New York City’s child welfare agency failed to properly oversee a citywide juvenile justice program when its workers didn’t make required visits to group homes or routinely check on the condition of children who were sent to the homes, the city’s comptroller said in an audit.
The audit alleges that workers for the city’s Administration for Children’s Service, which oversees a program known as Close to Home, routinely failed to meet with children in the program and their families, or ensure that they were getting help from the providers who were contracted by the city. The program tries to house minors between 7 and 15 years old in residences near their relatives and schools instead of in far-off detention centers.
The agency “abdicated its responsibility to oversee this program and robbed hundreds of New York City children of the opportunity to get back on the right track,” New York City Comptroller Scott Stringer told The Associated Press. “It is outrageous that ACS has no idea if windows are locked, if children are receiving care or providers are doing their job. They are sounding a loud message that these kids don’t deserve the necessary follow-up.”
Stringer said two-thirds of Close to Home group homes didn’t receive a single unannounced visit in 2014, even though workers were required to make both announced and unannounced visits to every site.
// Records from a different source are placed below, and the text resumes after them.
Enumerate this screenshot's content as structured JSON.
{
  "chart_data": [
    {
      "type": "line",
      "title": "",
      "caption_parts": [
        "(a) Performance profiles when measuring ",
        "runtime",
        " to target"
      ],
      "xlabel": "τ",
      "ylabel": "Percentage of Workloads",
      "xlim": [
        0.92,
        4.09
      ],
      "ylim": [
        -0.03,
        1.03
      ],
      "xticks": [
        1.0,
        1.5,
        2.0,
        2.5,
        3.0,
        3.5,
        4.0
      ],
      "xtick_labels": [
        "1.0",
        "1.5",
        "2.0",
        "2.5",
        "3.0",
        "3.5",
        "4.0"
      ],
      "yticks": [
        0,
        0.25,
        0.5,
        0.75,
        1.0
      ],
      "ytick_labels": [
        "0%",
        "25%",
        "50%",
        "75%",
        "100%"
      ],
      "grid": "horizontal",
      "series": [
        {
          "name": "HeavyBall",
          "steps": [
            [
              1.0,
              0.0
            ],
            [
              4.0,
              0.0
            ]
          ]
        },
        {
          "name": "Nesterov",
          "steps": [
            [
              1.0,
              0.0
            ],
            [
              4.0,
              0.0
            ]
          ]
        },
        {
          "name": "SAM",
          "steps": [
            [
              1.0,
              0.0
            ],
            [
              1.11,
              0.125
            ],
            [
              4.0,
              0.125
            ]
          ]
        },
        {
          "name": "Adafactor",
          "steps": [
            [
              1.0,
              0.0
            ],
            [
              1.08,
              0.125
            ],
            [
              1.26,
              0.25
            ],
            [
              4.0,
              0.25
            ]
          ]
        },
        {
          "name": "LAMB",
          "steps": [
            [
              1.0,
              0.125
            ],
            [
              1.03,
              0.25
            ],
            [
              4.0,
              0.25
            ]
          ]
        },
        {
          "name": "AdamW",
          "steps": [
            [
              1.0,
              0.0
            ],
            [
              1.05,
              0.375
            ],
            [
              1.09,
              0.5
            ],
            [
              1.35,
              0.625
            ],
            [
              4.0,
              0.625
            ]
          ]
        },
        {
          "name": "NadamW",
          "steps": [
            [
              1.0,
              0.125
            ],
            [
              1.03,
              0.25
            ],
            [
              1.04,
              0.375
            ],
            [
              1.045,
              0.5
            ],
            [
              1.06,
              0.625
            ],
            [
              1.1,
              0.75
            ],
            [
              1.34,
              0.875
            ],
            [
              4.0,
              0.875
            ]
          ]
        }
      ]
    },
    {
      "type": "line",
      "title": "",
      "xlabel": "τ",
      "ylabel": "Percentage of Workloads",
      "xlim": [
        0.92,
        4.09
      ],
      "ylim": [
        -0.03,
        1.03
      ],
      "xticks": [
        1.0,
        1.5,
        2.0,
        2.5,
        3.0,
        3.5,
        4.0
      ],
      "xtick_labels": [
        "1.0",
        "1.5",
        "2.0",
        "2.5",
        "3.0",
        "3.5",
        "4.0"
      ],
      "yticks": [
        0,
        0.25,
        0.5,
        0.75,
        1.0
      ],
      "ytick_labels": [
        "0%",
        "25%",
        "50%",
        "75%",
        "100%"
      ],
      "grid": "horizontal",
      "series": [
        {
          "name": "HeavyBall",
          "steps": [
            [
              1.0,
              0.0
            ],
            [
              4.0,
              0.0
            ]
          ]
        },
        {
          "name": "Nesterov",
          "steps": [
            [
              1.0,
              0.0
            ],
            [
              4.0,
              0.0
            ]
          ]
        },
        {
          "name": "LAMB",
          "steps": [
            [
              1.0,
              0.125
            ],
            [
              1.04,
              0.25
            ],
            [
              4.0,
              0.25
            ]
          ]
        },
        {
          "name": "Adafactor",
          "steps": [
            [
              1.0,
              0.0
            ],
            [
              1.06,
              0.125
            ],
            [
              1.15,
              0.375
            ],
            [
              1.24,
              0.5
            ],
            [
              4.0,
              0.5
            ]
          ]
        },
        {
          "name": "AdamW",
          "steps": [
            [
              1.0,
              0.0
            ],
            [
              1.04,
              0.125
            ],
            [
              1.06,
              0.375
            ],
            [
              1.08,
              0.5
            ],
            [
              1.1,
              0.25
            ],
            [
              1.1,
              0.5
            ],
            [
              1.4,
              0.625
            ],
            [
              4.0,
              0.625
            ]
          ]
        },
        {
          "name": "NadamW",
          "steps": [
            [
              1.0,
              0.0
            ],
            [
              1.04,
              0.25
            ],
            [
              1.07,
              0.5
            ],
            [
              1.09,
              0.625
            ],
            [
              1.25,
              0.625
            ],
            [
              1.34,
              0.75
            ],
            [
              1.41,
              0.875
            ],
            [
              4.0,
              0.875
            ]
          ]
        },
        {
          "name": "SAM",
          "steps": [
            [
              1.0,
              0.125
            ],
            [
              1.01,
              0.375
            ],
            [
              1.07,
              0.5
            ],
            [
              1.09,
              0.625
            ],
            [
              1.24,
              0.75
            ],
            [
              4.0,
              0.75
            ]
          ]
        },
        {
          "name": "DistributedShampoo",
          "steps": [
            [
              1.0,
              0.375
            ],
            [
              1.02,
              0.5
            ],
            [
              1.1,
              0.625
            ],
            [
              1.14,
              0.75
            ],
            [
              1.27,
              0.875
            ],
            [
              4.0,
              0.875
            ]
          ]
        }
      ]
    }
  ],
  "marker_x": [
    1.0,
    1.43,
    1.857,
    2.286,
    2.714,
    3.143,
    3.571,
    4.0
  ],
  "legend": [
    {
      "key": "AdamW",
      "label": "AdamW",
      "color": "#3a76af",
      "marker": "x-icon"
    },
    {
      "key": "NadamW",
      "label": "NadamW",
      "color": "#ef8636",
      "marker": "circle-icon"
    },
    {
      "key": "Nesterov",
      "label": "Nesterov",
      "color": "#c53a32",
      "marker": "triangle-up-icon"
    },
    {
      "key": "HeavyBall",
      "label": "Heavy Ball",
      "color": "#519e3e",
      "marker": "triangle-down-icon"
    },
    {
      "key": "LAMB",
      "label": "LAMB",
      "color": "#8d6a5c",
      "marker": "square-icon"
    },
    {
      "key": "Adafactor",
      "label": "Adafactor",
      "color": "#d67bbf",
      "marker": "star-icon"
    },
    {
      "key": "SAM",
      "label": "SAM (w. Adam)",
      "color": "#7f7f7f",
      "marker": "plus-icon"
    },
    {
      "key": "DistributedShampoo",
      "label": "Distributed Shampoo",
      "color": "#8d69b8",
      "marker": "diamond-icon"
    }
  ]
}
He also alleged that workers often failed to make required phone calls and didn’t show up for required visits to check on the children.
“The safety of our young people -- and communities -- is paramount,’’ ACS Deputy Commissioner Jill Krauss said in a statement. “Over the past year, ACS has added experienced staff to monitor the safety of programs, enlisted the NYPD to assess security at all Close to Home sites, and, since 2013, we have shut down three programs that were unable to adhere to our standards.”
Last year, authorities arrested a worker at a now-closed Close to Home program group home after three teenage boys escaped on his watch and raped a woman. Prosecutors said the worker had made false entries in a group home logbook indicating he checked on the boys every half hour and that they were in their beds. Three additional group home staffers were arrested in April. They have all pleaded not guilty. The boys were charged as adults with raping a 33-year-old woman in Manhattan.